Thomas Sackville and John Bradstreet probably went to Wolfenbüttel. This was the capital of Henry Julius, Duke of Brunswick-Wolfenbüttel (1589-1613), himself the author of plays, mostly printed during 1593 and 1594, in which an English influence is perceptible. The Duke married Elisabeth, daughter of Frederick II of Denmark, and his wedding at Copenhagen in February 1590 was attended by his brother-in-law, afterwards James I of England.
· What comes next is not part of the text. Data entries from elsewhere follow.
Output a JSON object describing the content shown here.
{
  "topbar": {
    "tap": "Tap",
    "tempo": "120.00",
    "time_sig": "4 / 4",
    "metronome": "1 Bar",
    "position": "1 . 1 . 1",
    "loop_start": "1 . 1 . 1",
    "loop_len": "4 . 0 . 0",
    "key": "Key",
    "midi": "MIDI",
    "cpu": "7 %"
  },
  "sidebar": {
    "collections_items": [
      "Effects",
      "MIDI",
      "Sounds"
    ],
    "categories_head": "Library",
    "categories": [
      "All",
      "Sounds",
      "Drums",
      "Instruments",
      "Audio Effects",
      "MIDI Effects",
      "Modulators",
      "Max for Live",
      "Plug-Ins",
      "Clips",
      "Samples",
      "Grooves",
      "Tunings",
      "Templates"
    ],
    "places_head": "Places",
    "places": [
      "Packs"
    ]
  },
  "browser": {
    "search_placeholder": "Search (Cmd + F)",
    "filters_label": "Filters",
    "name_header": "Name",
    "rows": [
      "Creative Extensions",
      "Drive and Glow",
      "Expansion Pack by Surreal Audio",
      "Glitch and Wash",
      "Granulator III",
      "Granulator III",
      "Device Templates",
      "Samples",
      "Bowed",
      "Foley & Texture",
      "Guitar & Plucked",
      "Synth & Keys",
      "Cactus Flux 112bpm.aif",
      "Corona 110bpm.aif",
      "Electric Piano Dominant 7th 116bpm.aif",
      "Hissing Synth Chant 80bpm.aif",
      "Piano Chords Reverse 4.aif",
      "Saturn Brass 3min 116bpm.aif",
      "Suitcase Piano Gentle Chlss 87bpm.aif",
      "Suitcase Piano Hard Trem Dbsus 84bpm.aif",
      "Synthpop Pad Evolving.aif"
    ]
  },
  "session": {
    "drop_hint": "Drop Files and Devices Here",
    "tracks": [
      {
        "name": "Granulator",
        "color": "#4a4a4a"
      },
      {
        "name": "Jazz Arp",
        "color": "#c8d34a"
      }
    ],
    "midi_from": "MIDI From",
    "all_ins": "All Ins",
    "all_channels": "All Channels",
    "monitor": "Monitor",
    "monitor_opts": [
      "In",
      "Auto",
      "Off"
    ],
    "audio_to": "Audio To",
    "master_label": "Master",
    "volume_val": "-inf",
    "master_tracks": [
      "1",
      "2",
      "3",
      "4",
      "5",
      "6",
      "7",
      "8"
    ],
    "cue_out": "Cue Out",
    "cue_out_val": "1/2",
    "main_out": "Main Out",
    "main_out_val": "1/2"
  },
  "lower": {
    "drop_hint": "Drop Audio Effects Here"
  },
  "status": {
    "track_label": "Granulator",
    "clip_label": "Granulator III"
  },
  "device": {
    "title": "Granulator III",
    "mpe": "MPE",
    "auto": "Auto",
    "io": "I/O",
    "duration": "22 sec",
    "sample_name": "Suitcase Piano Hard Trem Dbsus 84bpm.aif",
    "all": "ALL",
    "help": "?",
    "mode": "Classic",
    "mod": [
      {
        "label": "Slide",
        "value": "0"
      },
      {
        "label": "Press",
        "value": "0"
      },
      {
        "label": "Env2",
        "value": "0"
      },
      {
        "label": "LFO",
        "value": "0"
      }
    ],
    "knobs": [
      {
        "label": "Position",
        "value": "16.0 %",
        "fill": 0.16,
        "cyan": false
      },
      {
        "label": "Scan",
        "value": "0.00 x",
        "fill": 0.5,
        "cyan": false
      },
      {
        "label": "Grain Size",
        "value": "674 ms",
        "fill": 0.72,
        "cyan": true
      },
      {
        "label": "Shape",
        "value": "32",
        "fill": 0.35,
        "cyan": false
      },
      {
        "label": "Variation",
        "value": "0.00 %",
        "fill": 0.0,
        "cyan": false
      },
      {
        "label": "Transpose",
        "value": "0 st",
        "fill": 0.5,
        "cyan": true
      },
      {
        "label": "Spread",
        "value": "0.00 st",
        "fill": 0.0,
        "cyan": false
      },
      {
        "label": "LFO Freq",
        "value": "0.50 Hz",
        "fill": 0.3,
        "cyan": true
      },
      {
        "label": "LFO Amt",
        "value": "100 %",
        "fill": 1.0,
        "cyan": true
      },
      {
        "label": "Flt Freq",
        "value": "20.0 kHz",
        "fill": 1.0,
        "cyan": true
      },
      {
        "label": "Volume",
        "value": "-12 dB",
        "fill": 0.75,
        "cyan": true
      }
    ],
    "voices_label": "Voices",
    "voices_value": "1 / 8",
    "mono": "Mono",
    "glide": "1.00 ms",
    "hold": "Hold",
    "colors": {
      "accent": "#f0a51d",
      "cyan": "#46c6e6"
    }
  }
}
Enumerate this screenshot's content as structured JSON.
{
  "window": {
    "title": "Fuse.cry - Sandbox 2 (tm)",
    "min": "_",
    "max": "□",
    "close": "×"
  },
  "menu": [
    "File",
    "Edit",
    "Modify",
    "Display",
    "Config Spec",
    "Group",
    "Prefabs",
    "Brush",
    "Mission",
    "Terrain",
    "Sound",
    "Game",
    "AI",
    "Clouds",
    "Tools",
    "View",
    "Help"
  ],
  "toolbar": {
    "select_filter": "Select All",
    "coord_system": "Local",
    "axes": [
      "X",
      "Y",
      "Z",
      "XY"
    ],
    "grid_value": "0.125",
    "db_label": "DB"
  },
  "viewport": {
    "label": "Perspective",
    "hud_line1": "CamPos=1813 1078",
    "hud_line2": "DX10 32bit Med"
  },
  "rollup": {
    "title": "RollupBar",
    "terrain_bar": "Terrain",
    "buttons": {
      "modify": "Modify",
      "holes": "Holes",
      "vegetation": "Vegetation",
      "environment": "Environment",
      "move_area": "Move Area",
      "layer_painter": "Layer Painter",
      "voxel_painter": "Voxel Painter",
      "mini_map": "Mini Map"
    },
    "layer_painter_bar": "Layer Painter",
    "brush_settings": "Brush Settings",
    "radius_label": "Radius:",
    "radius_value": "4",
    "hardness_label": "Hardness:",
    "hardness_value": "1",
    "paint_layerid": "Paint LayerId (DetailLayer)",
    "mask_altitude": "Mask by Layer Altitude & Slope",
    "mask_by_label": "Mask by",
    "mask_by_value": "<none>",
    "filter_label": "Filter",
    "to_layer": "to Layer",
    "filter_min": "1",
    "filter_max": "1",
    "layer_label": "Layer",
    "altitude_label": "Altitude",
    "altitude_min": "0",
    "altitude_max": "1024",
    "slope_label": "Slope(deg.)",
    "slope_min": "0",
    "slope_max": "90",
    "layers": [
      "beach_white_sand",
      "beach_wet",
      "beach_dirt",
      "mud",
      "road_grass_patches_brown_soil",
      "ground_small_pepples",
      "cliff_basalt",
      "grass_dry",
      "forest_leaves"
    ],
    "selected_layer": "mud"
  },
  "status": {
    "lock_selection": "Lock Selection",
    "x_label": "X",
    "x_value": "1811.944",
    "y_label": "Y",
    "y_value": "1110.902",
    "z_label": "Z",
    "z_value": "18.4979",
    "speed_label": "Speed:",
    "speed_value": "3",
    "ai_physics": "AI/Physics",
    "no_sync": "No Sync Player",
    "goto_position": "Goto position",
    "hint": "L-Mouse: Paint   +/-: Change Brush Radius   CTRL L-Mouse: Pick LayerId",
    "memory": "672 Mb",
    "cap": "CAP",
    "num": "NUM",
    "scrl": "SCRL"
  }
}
It is possible that his earliest play, Susanna, was written either for this occasion or for the repetition of his wedding ceremony at Wolfenbüttel. In this piece the jester, a conventional personage, bears the name 'Johan Clant', in the later plays 'Johan Bouset'; and in the Ehebrecherin (1594) Bouset says, quite irrelevantly to his dramatic character, 'Ich bin ein Englisch Mann'. Both names are in fact of English origin, from the words 'clown' and 'posset' respectively. Evidently the Duke must in some way have been in touch with the English stage at a date even earlier than Browne's second German visit in 1592. It is not, therefore, necessary to conjecture, as has been conjectured, that Wolfenbüttel was the first objective of this visit.[6] Unfortunately the Brunswick household accounts for 1590-1601 are missing, and with them all direct evidence of the first formation of his English company by the Duke has probably gone. The company existed by 1596, when

  1. Cf. vol. i, p. 343.
  2. Sh.-Jahrbuch, xxi. 247.
  3. Archiv, xiv. 116.
  4. Mentzel, 25.
  5. Henslowe, i. 29.
  6. Cohn, xxxiii, xxxviii; Goedeke, ii. 519; Herz, 8. A conventional clown, variously called 'Jahn Clam', 'Jahn Posset', 'Jahn der Engelländische Narr', &c., also appears in plays, from 1596 onwards, by Jacob Ayrer of Nuremberg, who has other debts, including the 'jig', to the English players (Cohn, lxi; Goedeke, ii. 545).